Scottish Alliance for Geoscience, Environment and Society

Nina Fischer

Research interests:

Carbon cycle modelling, decision support, satellite imaging

Career history:

since 09/2021: PhD in Statistics at the University of Edinburgh
09/2020-08/2021: MSc in Statistics, University of Edinburgh. Graduated with distinction
09/2016-06/2021: MA (Social Sciences) in Mathematics and Economics, University of Glasgow. Graduated with 1st Class Honours

Active research projects:

Shaping the future of the UK’s landscapes – building a decision support system for sustainability

This project will develop a decision-support system to guide UK land use to a sustainable future by scaling a model of
ecosystem processes and earth observation data into a national integrated system.

The landscapes of the UK serve varied functions – e.g. supporting farmers’ yields, forestry, biodiversity and
recreation. For the future, there are several major questions. What should determine the nature of our landscapes in
coming decades? How can landscapes be resilient to climate change and be supported sustainably? There are major
challenges to building a system that can inform us in detail about these questions but there are also major
opportunities with new data infrastructure, high resolution earth observation data, and powerful analytical tools and
Currently, we can analyse and model land use either at national scale at coarse resolution, or at high resolution on a
small scale. Fine-scale pattern is important in driving land use decisions, but a national system is critical for policy
makers. The challenge here is to develop tools and algorithms that can scale between field and UK, to bridge the
scale/resolution trade-off that currently limits decision support.

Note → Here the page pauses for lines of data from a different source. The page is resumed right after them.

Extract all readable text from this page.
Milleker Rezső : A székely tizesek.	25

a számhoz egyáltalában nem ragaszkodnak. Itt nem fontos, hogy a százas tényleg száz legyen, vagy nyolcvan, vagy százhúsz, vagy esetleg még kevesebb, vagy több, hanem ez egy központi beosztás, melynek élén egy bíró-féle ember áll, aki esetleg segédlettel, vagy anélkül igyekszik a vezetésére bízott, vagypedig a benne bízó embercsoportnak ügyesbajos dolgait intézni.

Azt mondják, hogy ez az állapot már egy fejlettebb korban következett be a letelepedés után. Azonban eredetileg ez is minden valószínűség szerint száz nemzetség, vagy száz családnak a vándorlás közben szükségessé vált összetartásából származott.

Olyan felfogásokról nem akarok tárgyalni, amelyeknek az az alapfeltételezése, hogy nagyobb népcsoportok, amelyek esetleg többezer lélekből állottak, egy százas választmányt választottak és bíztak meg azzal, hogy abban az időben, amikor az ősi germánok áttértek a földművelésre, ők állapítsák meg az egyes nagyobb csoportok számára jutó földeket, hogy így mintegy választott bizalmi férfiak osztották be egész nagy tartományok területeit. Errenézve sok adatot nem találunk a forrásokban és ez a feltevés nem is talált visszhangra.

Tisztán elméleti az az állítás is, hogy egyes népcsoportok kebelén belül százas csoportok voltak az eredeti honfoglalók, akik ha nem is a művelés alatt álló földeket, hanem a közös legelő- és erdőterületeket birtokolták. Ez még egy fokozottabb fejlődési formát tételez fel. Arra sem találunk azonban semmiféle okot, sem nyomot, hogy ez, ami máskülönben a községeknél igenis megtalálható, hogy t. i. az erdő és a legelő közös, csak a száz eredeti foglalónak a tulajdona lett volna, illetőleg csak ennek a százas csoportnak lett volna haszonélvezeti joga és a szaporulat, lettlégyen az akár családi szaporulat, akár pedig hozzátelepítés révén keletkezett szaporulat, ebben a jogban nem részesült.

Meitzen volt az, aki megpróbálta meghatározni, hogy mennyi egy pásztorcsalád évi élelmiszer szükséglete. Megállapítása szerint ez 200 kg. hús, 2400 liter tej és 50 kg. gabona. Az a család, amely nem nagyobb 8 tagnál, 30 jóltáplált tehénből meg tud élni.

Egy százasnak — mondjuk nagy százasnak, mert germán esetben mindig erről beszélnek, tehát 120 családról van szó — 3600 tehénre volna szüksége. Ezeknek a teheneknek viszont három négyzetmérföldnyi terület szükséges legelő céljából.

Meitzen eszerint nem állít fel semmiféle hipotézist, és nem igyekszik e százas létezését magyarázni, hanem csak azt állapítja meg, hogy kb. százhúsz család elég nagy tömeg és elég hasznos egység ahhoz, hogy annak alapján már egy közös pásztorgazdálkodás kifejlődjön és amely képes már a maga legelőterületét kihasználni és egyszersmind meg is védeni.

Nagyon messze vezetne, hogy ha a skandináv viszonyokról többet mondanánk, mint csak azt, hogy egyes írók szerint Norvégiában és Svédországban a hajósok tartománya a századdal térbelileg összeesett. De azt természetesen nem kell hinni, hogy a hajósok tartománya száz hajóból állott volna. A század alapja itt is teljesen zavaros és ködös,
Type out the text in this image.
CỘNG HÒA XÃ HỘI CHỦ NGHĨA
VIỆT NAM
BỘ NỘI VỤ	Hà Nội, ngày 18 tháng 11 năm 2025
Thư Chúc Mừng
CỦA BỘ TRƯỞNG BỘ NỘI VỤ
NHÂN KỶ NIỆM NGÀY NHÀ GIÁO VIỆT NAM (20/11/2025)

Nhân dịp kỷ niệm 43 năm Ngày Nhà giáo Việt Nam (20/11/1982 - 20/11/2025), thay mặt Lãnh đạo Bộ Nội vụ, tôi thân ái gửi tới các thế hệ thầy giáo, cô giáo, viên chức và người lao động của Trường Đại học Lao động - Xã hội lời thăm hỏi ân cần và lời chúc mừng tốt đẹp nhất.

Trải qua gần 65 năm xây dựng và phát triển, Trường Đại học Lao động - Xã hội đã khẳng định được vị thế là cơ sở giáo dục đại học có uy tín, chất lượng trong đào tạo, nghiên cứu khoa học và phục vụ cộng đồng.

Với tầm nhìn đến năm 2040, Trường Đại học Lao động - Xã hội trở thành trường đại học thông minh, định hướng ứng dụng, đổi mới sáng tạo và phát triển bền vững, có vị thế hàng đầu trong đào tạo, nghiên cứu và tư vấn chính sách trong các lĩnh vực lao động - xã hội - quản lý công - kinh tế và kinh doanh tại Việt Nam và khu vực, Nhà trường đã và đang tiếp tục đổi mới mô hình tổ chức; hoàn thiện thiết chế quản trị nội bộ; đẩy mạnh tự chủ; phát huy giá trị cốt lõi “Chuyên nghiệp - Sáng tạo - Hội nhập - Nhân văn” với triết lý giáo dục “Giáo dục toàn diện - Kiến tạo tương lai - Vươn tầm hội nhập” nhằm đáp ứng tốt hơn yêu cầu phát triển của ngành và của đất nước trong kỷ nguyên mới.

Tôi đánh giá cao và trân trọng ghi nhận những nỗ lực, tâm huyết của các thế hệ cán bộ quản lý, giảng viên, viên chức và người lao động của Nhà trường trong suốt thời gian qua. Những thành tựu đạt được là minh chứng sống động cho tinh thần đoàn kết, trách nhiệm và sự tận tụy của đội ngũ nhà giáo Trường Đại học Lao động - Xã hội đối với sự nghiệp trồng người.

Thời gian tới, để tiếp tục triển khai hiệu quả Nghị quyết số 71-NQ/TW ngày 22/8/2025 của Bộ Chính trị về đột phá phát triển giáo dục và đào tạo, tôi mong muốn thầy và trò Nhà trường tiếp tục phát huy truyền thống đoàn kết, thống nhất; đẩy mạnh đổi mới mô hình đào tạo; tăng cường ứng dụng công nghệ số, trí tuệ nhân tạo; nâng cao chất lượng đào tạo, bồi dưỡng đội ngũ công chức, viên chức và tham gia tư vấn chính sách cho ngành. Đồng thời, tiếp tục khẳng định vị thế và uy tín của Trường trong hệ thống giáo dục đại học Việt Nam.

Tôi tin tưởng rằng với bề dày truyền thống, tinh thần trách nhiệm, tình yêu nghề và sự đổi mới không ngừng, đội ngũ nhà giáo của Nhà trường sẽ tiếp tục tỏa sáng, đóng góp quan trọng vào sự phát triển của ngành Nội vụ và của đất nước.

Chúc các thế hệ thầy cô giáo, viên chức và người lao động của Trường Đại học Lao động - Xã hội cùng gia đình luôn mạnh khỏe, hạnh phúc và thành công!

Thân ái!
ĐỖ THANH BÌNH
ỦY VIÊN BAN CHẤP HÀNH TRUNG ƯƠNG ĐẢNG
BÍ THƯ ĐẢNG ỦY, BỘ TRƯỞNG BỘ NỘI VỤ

The PhD project uses a range of data sets, statistical methods and machine learning approaches to address the
following questions:
1. What is the potential to simplify models and representations of landscapes? Can these simplifications be
used to link models of landscapes at different scales? What extra uncertainty is introduced into the decision making process by these simplifications?
2. How can information be transferred across scales? Methods will be investigated for using multiple datasets
at different scales to inform the modelling through calibration and validation.
3. For exemplar regions across the UK, what is the current balance of agricultural yield, forest biomass
accumulation, soil carbon storage and soil moisture? What are the sensitivities of these key outputs to global
change (climate, CO2) and how can decisions be taken to optimise these outputs? How should the
techniques developed be used to support policy decisions in practice?